Define the Groups of URLs to Crawl

The Crawler connector can have one or more groups containing root URLs.

Adding groups with Add group is a good means of organizing your sources by topic. For example, you can create a news group, to gather the source URLs of online newspapers.

See Also
Configuring the Crawler
Define Crawl Rules
  1. In the Groups section, click Add group to add a new group.
  2. In the URLs pane, enter the URLs of the sites OR the parts of the sites you want to crawl.

    Select Site to crawl the entire site. If you crawl an entire site, there is no need to define crawl rules. - if the url is http://foo.com/bar it crawls only pages whose urls begin with http://foo.com/bar

    - if the url is http://foo.com it crawls only urls beginning with http://foo.com/ OR http://www.foo.com/

    Note: If the home page is a redirection or a meta redirection to another site, it follows it and crawls the destination site.
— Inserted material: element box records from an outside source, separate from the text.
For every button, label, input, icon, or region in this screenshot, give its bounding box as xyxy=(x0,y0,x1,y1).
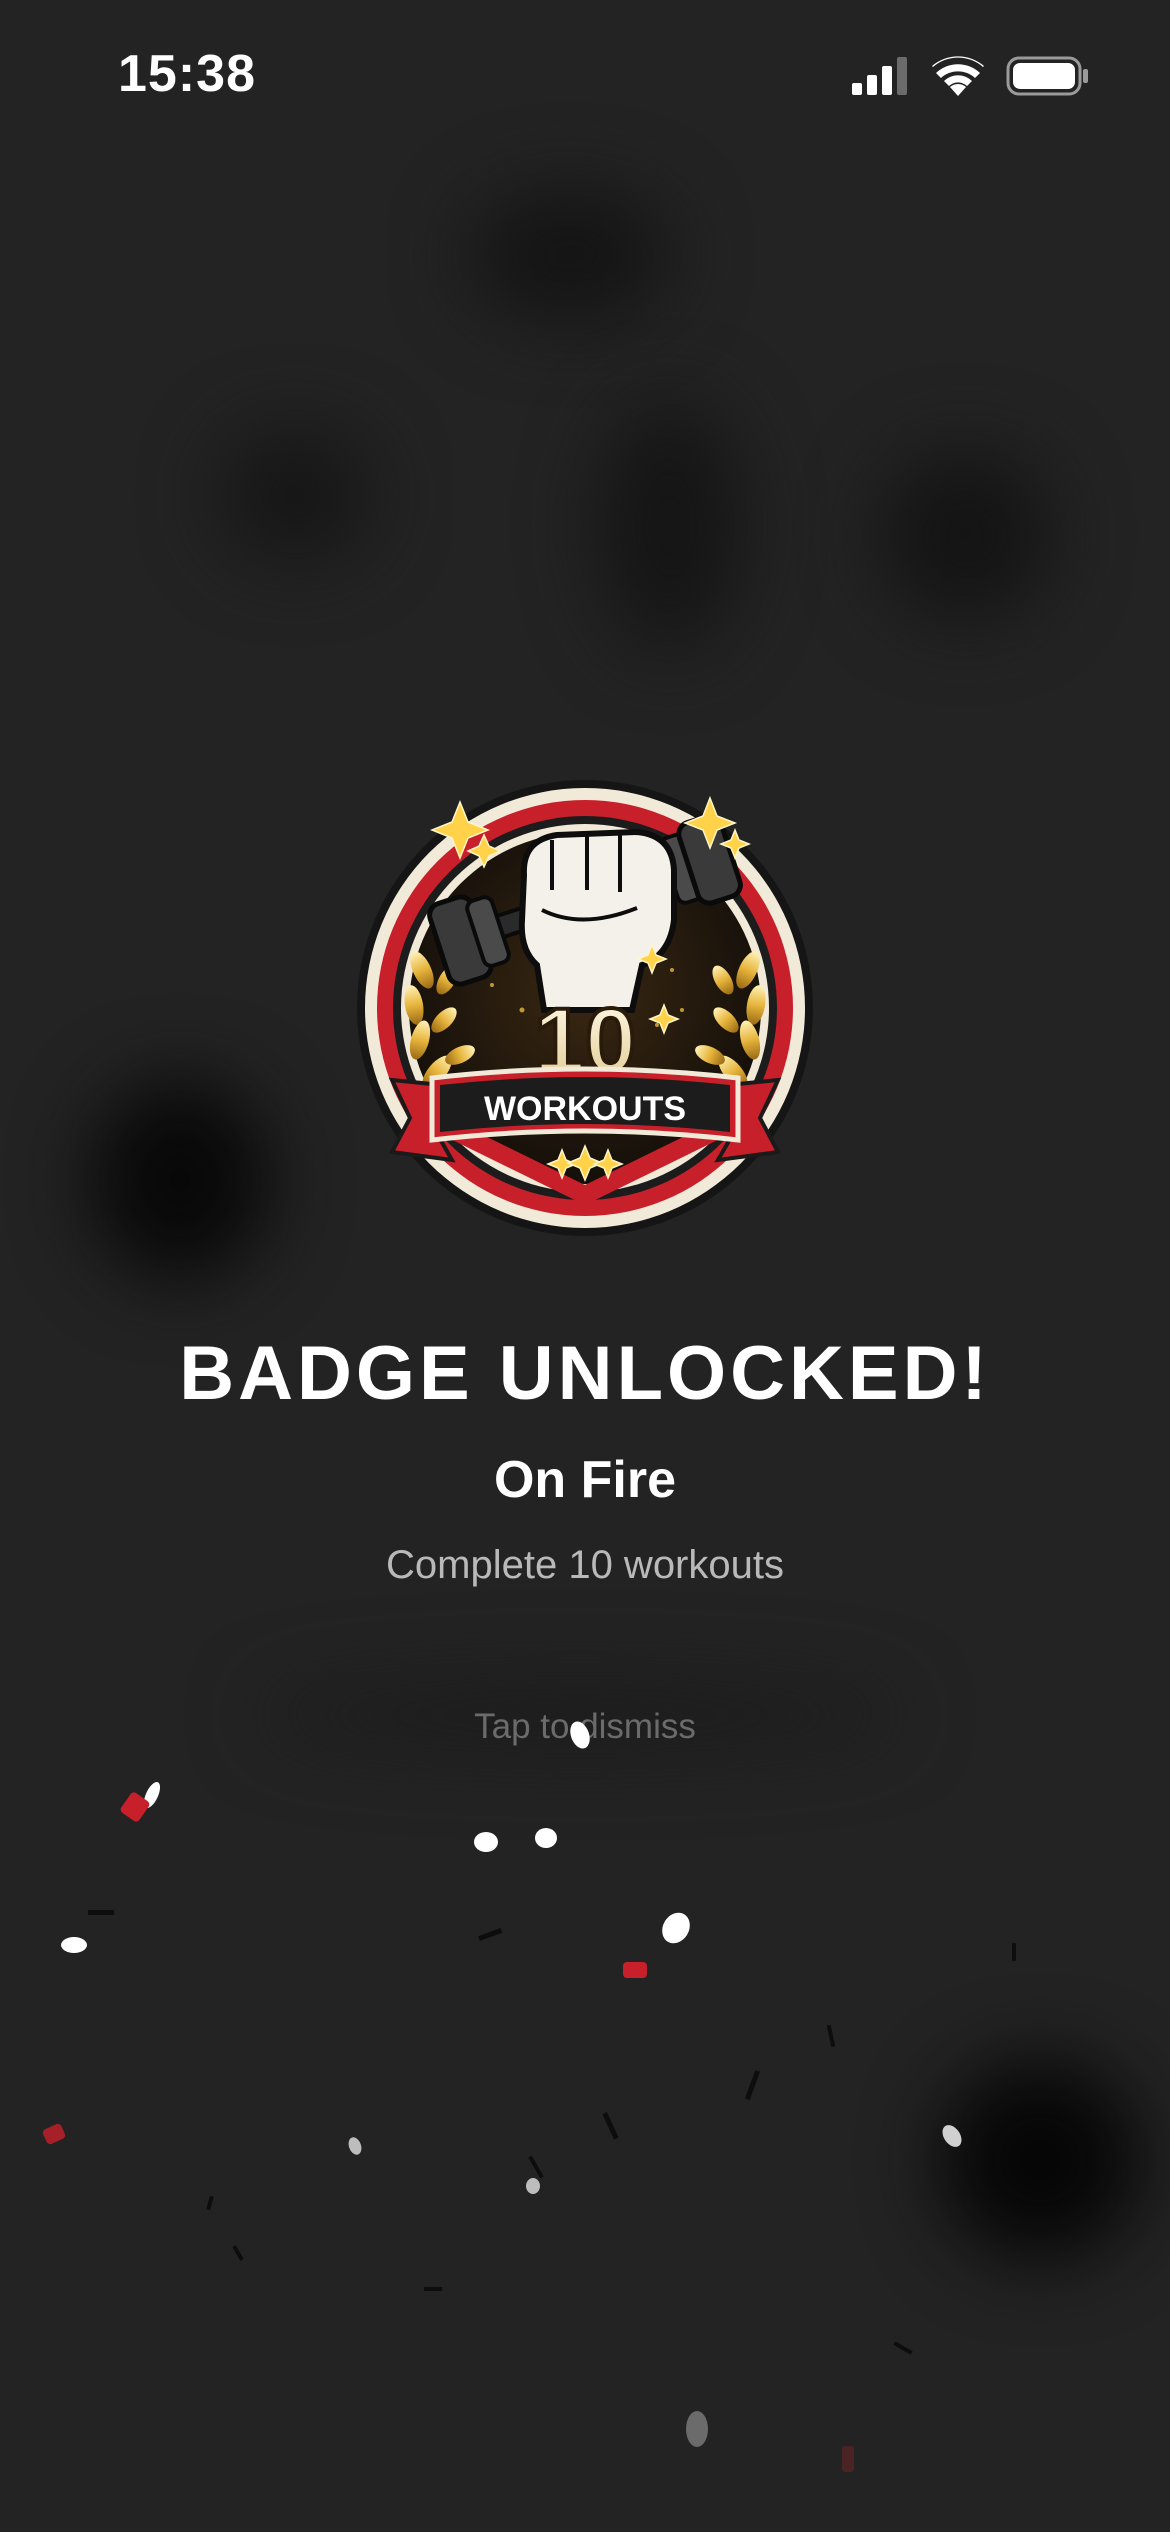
confetti-piece xyxy=(826,2024,836,2048)
confetti-piece xyxy=(474,1832,498,1852)
confetti-piece xyxy=(686,2411,708,2447)
status-icons xyxy=(852,54,1090,102)
confetti-piece xyxy=(1012,1943,1016,1961)
confetti-piece xyxy=(535,1828,557,1848)
background-blur xyxy=(940,2060,1140,2260)
confetti-piece xyxy=(528,2155,544,2179)
confetti-pieces xyxy=(42,1721,1016,2472)
cellular-signal-icon xyxy=(852,56,910,100)
background-blur xyxy=(880,450,1050,620)
confetti-piece xyxy=(143,1782,161,1808)
dumbbell-fist-badge-icon: 10 WORKOUTS xyxy=(357,780,813,1236)
confetti-piece xyxy=(526,2178,540,2194)
background-blur xyxy=(470,190,670,320)
confetti-piece xyxy=(42,2123,66,2145)
confetti-piece xyxy=(88,1910,114,1915)
badge-name: On Fire xyxy=(493,1451,677,1509)
status-time: 15:38 xyxy=(118,45,256,103)
confetti-piece xyxy=(206,2195,214,2211)
badge-unlocked-title: BADGE UNLOCKED! xyxy=(179,1331,991,1416)
confetti-piece xyxy=(348,2137,362,2155)
confetti-piece xyxy=(662,1912,690,1944)
confetti-piece xyxy=(893,2341,913,2355)
confetti-piece xyxy=(744,2070,760,2101)
status-bar: 15:38 xyxy=(0,0,1170,150)
background-blur xyxy=(600,400,740,650)
confetti-piece xyxy=(602,2112,619,2140)
background-blur xyxy=(220,430,370,560)
tap-to-dismiss-hint[interactable]: Tap to dismiss xyxy=(0,1707,1170,1747)
confetti-piece xyxy=(120,1792,150,1822)
svg-text:WORKOUTS: WORKOUTS xyxy=(484,1090,686,1128)
confetti-piece xyxy=(478,1928,503,1941)
wifi-icon xyxy=(932,55,984,101)
confetti-piece xyxy=(942,2125,962,2147)
badge-emblem: 10 WORKOUTS xyxy=(352,780,818,1246)
background-blur xyxy=(90,1080,270,1280)
confetti xyxy=(42,1721,1016,2472)
confetti-piece xyxy=(424,2287,442,2291)
confetti-piece xyxy=(61,1937,87,1953)
badge-description: Complete 10 workouts xyxy=(386,1543,784,1587)
confetti-piece xyxy=(842,2446,854,2472)
battery-icon xyxy=(1006,56,1090,101)
confetti-piece xyxy=(623,1962,647,1978)
confetti-piece xyxy=(232,2245,244,2261)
Except for the home page, it does not follow redirections to pages external to the site.
    If you want to restrict the crawl, clear the Site option and define crawl rules.
    Note: If you have used the Site option and then want to use advanced rules, clear the crawler documents first, otherwise unexpected behavior may occur.

  3. If you define several source URLs, you can sort their crawling priority from the Priority select box. See How Priorities Work.
  4. Optional: Add more groups and define the URLs to crawl.